THE MAKING OF NATURALNESS THROUGH KIGUMI ARCHITECTURE
Sunny Hills in Aoyama Tokyo is a pineapple cake shop jointly designed and developed by Kengo Kuma and Jun
Sato. Its structure is based on the centuries-old Japanese wood craft of Kigumi, a timber framework whose elements interlock
like pieces of a jigsaw puzzle.
The complex building composed of thousands of slender wooden
slats required only a minimum of steel fasteners. Its differentiated structure acts like an “environmental filter” that creates
a Komorebi effect (sunlight through leaves) in the interior.

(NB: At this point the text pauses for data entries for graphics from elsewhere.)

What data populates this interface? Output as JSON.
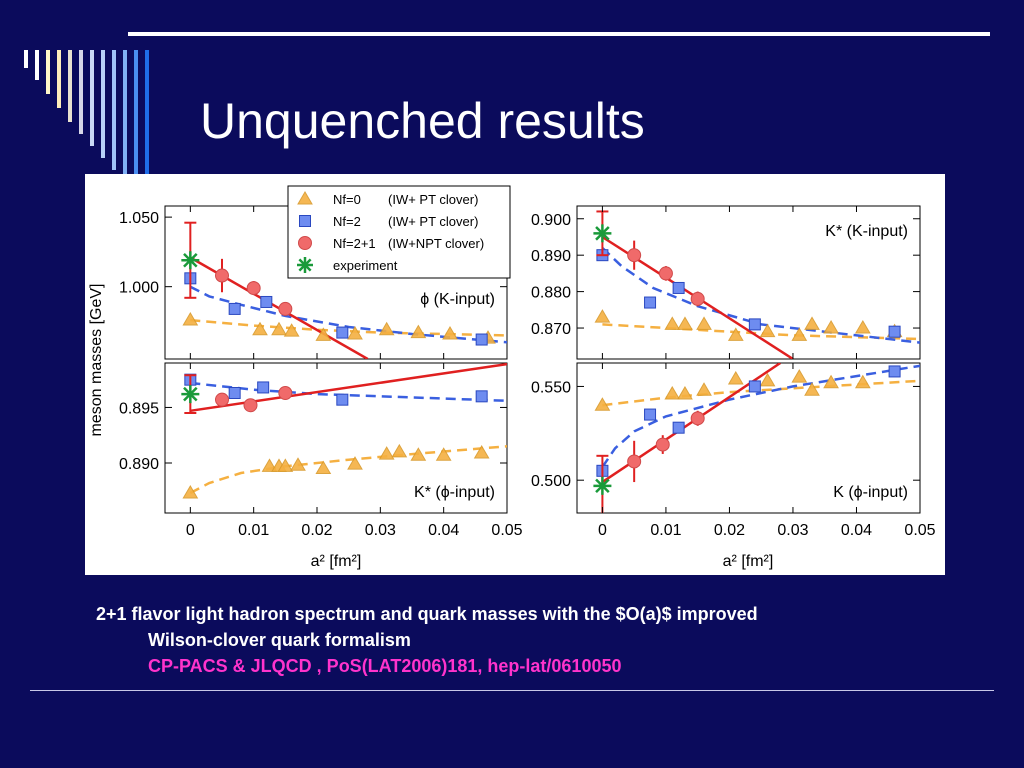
{
  "slide": {
    "title": "Unquenched results",
    "caption_line1": "2+1 flavor light hadron spectrum and quark masses with the $O(a)$ improved",
    "caption_line2": "Wilson-clover quark formalism",
    "citation": "CP-PACS & JLQCD , PoS(LAT2006)181, hep-lat/0610050",
    "accent_color": "#0b0b5c",
    "stripe_colors": [
      "#ffffff",
      "#ffffff",
      "#fff7c8",
      "#ffeebb",
      "#e9e2cf",
      "#d7d7e9",
      "#c9d8f6",
      "#b8d0f8",
      "#9fc2f8",
      "#7fb0f4",
      "#4a8ef0",
      "#1f6ee8"
    ]
  },
  "chart_data": {
    "type": "scatter",
    "shared_ylabel": "meson masses [GeV]",
    "shared_xlabel": "a² [fm²]",
    "legend": [
      {
        "label": "Nf=0",
        "detail": "(IW+   PT clover)",
        "marker": "triangle",
        "color": "#f5b041"
      },
      {
        "label": "Nf=2",
        "detail": "(IW+   PT clover)",
        "marker": "square",
        "color": "#3a5fe0"
      },
      {
        "label": "Nf=2+1",
        "detail": "(IW+NPT clover)",
        "marker": "circle",
        "color": "#f06a6a"
      },
      {
        "label": "experiment",
        "detail": "",
        "marker": "asterisk",
        "color": "#1a9a3a"
      }
    ],
    "panels": [
      {
        "id": "phi-k",
        "label": "ϕ (K-input)",
        "xlim": [
          -0.004,
          0.05
        ],
        "ylim": [
          0.948,
          1.058
        ],
        "yticks": [
          {
            "v": 1.05,
            "t": "1.050"
          },
          {
            "v": 1.0,
            "t": "1.000"
          }
        ],
        "xticks": [],
        "nf0": [
          [
            0.0,
            0.976
          ],
          [
            0.011,
            0.969
          ],
          [
            0.014,
            0.969
          ],
          [
            0.016,
            0.968
          ],
          [
            0.021,
            0.965
          ],
          [
            0.026,
            0.966
          ],
          [
            0.031,
            0.969
          ],
          [
            0.036,
            0.967
          ],
          [
            0.041,
            0.966
          ],
          [
            0.047,
            0.963
          ]
        ],
        "nf2": [
          [
            0.0,
            1.006
          ],
          [
            0.007,
            0.984
          ],
          [
            0.012,
            0.989
          ],
          [
            0.024,
            0.967
          ],
          [
            0.046,
            0.962
          ]
        ],
        "nf21": [
          {
            "x": 0.005,
            "y": 1.008,
            "err": 0.012
          },
          {
            "x": 0.01,
            "y": 0.999,
            "err": 0.005
          },
          {
            "x": 0.015,
            "y": 0.984,
            "err": 0.003
          }
        ],
        "experiment": {
          "x": 0.0,
          "y": 1.019,
          "err": 0.027
        },
        "fit_nf21": [
          [
            0.0,
            1.021
          ],
          [
            0.028,
            0.948
          ]
        ],
        "fit_nf2": [
          [
            0.0,
            1.0
          ],
          [
            0.003,
            0.993
          ],
          [
            0.008,
            0.987
          ],
          [
            0.015,
            0.979
          ],
          [
            0.025,
            0.971
          ],
          [
            0.035,
            0.966
          ],
          [
            0.05,
            0.96
          ]
        ],
        "fit_nf0": [
          [
            0.0,
            0.976
          ],
          [
            0.01,
            0.972
          ],
          [
            0.02,
            0.969
          ],
          [
            0.03,
            0.967
          ],
          [
            0.05,
            0.965
          ]
        ]
      },
      {
        "id": "kstar-k",
        "label": "K* (K-input)",
        "xlim": [
          -0.004,
          0.05
        ],
        "ylim": [
          0.8615,
          0.9035
        ],
        "yticks": [
          {
            "v": 0.9,
            "t": "0.900"
          },
          {
            "v": 0.89,
            "t": "0.890"
          },
          {
            "v": 0.88,
            "t": "0.880"
          },
          {
            "v": 0.87,
            "t": "0.870"
          }
        ],
        "xticks": [],
        "nf0": [
          [
            0.0,
            0.873
          ],
          [
            0.011,
            0.871
          ],
          [
            0.013,
            0.871
          ],
          [
            0.016,
            0.871
          ],
          [
            0.021,
            0.868
          ],
          [
            0.026,
            0.869
          ],
          [
            0.031,
            0.868
          ],
          [
            0.033,
            0.871
          ],
          [
            0.036,
            0.87
          ],
          [
            0.041,
            0.87
          ],
          [
            0.046,
            0.869
          ]
        ],
        "nf2": [
          [
            0.0,
            0.89
          ],
          [
            0.0075,
            0.877
          ],
          [
            0.012,
            0.881
          ],
          [
            0.024,
            0.871
          ],
          [
            0.046,
            0.869
          ]
        ],
        "nf21": [
          {
            "x": 0.005,
            "y": 0.89,
            "err": 0.004
          },
          {
            "x": 0.01,
            "y": 0.885,
            "err": 0.002
          },
          {
            "x": 0.015,
            "y": 0.878,
            "err": 0.002
          }
        ],
        "experiment": {
          "x": 0.0,
          "y": 0.896,
          "err": 0.006
        },
        "fit_nf21": [
          [
            0.0,
            0.895
          ],
          [
            0.03,
            0.8615
          ]
        ],
        "fit_nf2": [
          [
            0.0,
            0.892
          ],
          [
            0.003,
            0.887
          ],
          [
            0.008,
            0.881
          ],
          [
            0.015,
            0.876
          ],
          [
            0.025,
            0.871
          ],
          [
            0.035,
            0.869
          ],
          [
            0.05,
            0.866
          ]
        ],
        "fit_nf0": [
          [
            0.0,
            0.871
          ],
          [
            0.01,
            0.87
          ],
          [
            0.02,
            0.869
          ],
          [
            0.03,
            0.868
          ],
          [
            0.05,
            0.867
          ]
        ]
      },
      {
        "id": "kstar-phi",
        "label": "K* (ϕ-input)",
        "xlim": [
          -0.004,
          0.05
        ],
        "ylim": [
          0.8855,
          0.899
        ],
        "yticks": [
          {
            "v": 0.895,
            "t": "0.895"
          },
          {
            "v": 0.89,
            "t": "0.890"
          }
        ],
        "xticks": [
          {
            "v": 0,
            "t": "0"
          },
          {
            "v": 0.01,
            "t": "0.01"
          },
          {
            "v": 0.02,
            "t": "0.02"
          },
          {
            "v": 0.03,
            "t": "0.03"
          },
          {
            "v": 0.04,
            "t": "0.04"
          },
          {
            "v": 0.05,
            "t": "0.05"
          }
        ],
        "nf0": [
          [
            0.0,
            0.8873
          ],
          [
            0.0125,
            0.8897
          ],
          [
            0.014,
            0.8897
          ],
          [
            0.015,
            0.8897
          ],
          [
            0.017,
            0.8898
          ],
          [
            0.021,
            0.8895
          ],
          [
            0.026,
            0.8899
          ],
          [
            0.031,
            0.8908
          ],
          [
            0.033,
            0.891
          ],
          [
            0.036,
            0.8907
          ],
          [
            0.04,
            0.8907
          ],
          [
            0.046,
            0.8909
          ]
        ],
        "nf2": [
          [
            0.0,
            0.8975
          ],
          [
            0.007,
            0.8963
          ],
          [
            0.0115,
            0.8968
          ],
          [
            0.024,
            0.8957
          ],
          [
            0.046,
            0.896
          ]
        ],
        "nf21": [
          {
            "x": 0.005,
            "y": 0.8957,
            "err": 0.0006
          },
          {
            "x": 0.0095,
            "y": 0.8952,
            "err": 0.0004
          },
          {
            "x": 0.015,
            "y": 0.8963,
            "err": 0.0004
          }
        ],
        "experiment": {
          "x": 0.0,
          "y": 0.8962,
          "err": 0.0017
        },
        "fit_nf21": [
          [
            0.0,
            0.8947
          ],
          [
            0.05,
            0.8989
          ]
        ],
        "fit_nf2": [
          [
            0.0,
            0.8972
          ],
          [
            0.01,
            0.8966
          ],
          [
            0.02,
            0.8962
          ],
          [
            0.03,
            0.896
          ],
          [
            0.05,
            0.8956
          ]
        ],
        "fit_nf0": [
          [
            0.0,
            0.8873
          ],
          [
            0.003,
            0.8882
          ],
          [
            0.008,
            0.8891
          ],
          [
            0.015,
            0.8897
          ],
          [
            0.025,
            0.8903
          ],
          [
            0.035,
            0.8908
          ],
          [
            0.05,
            0.8915
          ]
        ]
      },
      {
        "id": "k-phi",
        "label": "K (ϕ-input)",
        "xlim": [
          -0.004,
          0.05
        ],
        "ylim": [
          0.4825,
          0.5625
        ],
        "yticks": [
          {
            "v": 0.55,
            "t": "0.550"
          },
          {
            "v": 0.5,
            "t": "0.500"
          }
        ],
        "xticks": [
          {
            "v": 0,
            "t": "0"
          },
          {
            "v": 0.01,
            "t": "0.01"
          },
          {
            "v": 0.02,
            "t": "0.02"
          },
          {
            "v": 0.03,
            "t": "0.03"
          },
          {
            "v": 0.04,
            "t": "0.04"
          },
          {
            "v": 0.05,
            "t": "0.05"
          }
        ],
        "nf0": [
          [
            0.0,
            0.54
          ],
          [
            0.011,
            0.546
          ],
          [
            0.013,
            0.546
          ],
          [
            0.016,
            0.548
          ],
          [
            0.021,
            0.554
          ],
          [
            0.026,
            0.553
          ],
          [
            0.031,
            0.555
          ],
          [
            0.033,
            0.548
          ],
          [
            0.036,
            0.552
          ],
          [
            0.041,
            0.552
          ]
        ],
        "nf2": [
          [
            0.0,
            0.505
          ],
          [
            0.0075,
            0.535
          ],
          [
            0.012,
            0.528
          ],
          [
            0.024,
            0.55
          ],
          [
            0.046,
            0.558
          ]
        ],
        "nf21": [
          {
            "x": 0.005,
            "y": 0.51,
            "err": 0.011
          },
          {
            "x": 0.0095,
            "y": 0.519,
            "err": 0.005
          },
          {
            "x": 0.015,
            "y": 0.533,
            "err": 0.004
          }
        ],
        "experiment": {
          "x": 0.0,
          "y": 0.497,
          "err": 0.016
        },
        "fit_nf21": [
          [
            0.0,
            0.499
          ],
          [
            0.028,
            0.5625
          ]
        ],
        "fit_nf2": [
          [
            0.0,
            0.507
          ],
          [
            0.002,
            0.517
          ],
          [
            0.005,
            0.526
          ],
          [
            0.01,
            0.534
          ],
          [
            0.02,
            0.543
          ],
          [
            0.03,
            0.55
          ],
          [
            0.05,
            0.561
          ]
        ],
        "fit_nf0": [
          [
            0.0,
            0.54
          ],
          [
            0.01,
            0.544
          ],
          [
            0.02,
            0.547
          ],
          [
            0.03,
            0.549
          ],
          [
            0.05,
            0.553
          ]
        ]
      }
    ]
  }
}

Jun Sato is a renowned Japanese structural engineer
who runs an office in Tokyo and has worked with architects such as Kengo Kuma, Sou Fujimoto, Junya Ishigami, Kazuhiro Kojima
and others. He was a visiting professor at Stanford University and has taught at the University of Tokyo focusing on the development
of “morphogenetic forms based on geometry, materials, dynamics, craftsmanship, site matters and the spirit of engineering.”
He will talk about the design and planning process of Sunny Hills and other buildings that he and Kengo Kuma have developed
to explore the Kigumi technique, as well as timber joinery and structural optimization in general.